City’s defeat at the hands of Swansea, and their tougher run-in than Manchester United, may mean that Hughes’ ignominy is not total, but it will take an excellent recovery now to save QPR, with half of their last ten games against the top five, who all have something to play for. The appointment of Hughes by Tony Fernandes made sense; at Blackburn in particular, he produced a good footballing team that played above potential, and at times dictated games against more fancied opposition.

Under Hughes, Blackburn qualified for Europe through their League position and they should have reached the FA Cup Final in 2007, but Morten-Gamst Pederson’s near post miss after a fine move was eventually punished in extra-time of a semi-final by Chelsea. Hughes also made some astute signings, bringing in Christopher Samba, Benni McCarthy, Roque Santa Cruz and Ryan Nelson for relative value. And Hughes’ business when joining Rangers during the January transfer window also looked good on paper – with Bobby Zamora, a goalscorer whose all-round play improved at Fulham, and Taye Taiwo, a player who looked like he could dictate games from left back in the Champions League for Marseille before joining the legion of wasted full-backs Milan tend to collect, both stand out signings.

But it hasn’t happened for Hughes or QPR. Not so long ago he was considered a potential replacement for Ferguson, and has been linked with Chelsea and Tottenham for a while. His departure from Fulham last summer suggested he was being lined up for something else, but as his agent is Kia Joorabchian, it is entirely possible he may have just made the wrong move.

Last night on Match of the Day 2, Steve Bruce, who himself has had a managerial career that has shown he has never let fear of change get in the way of his ambition, pointed out that the unforgiving nature of football coverage at the highest level means a sacking, as well as a man losing his job and main source of income, is also a public spectacle where his work is branded a failure. It is fair to say the financial rewards at the highest level, beyond the dreams of 99% of society at a time of prolonged high unemployment, should more than compensate for any personal disappointment, but Bruce’s wider point is that a Manager’s reputation, and therefore ability to be given another chance, also suffer.

What Clubs and Managers need are strong Boards who will back their Managers if they believe they are part of a longer term solution. Where Managers have a record of walking out on jobs in the past, their appointment is likely to be for the primary reason of short-term impact. Bruce did prove otherwise though, when he stayed as part of a longer-term project at Birmingham and achieved relative success. The words from both parties when he was appointed indicated that was also the plan for Hughes and QPR, with targets of not just survival this season, but European football in seasons to come. Meanwhile Managers that are currently employed in the Premier League and have had a record of loyalty, including Alan Pardew and Roberto Martinez, suggest they are there because of Chairmen that have a plan.

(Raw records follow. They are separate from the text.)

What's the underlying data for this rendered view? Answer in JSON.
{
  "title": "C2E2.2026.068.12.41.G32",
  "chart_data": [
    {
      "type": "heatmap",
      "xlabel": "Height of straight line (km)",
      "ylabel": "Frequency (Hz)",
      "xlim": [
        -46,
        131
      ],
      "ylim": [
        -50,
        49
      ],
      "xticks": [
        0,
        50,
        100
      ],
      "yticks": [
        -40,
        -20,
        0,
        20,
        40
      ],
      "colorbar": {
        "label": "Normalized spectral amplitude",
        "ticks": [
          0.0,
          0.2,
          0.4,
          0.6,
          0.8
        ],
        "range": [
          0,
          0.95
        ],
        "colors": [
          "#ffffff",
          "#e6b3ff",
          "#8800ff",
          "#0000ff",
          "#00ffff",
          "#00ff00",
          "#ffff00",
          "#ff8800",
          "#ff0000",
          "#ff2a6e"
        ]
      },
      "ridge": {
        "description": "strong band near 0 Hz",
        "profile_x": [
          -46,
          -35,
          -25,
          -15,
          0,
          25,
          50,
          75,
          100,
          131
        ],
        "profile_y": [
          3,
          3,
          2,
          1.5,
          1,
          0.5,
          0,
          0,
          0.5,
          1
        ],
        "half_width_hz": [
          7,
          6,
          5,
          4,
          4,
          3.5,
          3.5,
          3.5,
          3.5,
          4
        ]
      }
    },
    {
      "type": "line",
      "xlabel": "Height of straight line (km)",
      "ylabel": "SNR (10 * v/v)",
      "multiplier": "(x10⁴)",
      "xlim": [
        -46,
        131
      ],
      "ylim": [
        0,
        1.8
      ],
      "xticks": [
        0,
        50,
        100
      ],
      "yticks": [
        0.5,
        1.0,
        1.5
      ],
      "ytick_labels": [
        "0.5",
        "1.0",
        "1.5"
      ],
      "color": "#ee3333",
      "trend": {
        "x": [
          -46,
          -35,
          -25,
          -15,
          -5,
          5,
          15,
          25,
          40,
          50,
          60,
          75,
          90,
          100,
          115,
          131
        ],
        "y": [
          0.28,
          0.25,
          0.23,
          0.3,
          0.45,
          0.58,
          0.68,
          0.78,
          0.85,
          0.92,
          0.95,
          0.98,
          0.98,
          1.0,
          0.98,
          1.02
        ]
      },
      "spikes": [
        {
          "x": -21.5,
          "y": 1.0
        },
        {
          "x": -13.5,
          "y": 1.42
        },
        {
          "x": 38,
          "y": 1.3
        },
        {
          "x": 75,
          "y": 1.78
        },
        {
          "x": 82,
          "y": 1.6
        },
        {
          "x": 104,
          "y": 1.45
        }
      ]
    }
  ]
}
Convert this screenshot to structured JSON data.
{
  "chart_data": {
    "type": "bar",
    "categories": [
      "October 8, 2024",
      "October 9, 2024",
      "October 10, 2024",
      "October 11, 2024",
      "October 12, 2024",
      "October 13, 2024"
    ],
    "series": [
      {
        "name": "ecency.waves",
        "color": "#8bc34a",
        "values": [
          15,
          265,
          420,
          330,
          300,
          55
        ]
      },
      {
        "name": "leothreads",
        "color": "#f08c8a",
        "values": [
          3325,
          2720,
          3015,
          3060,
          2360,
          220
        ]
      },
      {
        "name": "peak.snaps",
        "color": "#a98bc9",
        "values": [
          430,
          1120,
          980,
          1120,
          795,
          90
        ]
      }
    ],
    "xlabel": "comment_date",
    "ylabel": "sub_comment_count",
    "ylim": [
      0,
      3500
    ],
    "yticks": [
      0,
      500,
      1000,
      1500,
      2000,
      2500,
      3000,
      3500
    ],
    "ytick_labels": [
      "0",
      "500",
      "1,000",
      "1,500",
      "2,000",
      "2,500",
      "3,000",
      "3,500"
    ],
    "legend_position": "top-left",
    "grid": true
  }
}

Whether QPR get relegated or not, Hughes still has a lot of good attributes as a Manager. But at the moment he seems out of the running for any of the top jobs his agent said he wanted when he left Fulham, and may well come up in the summer. Had he sat the year out, like a player who is sometimes lucky to miss a bad performance through injury, his stock may have been higher. But QPR is his project now, and he needs to see it through, and prove he is not just the short-term answer.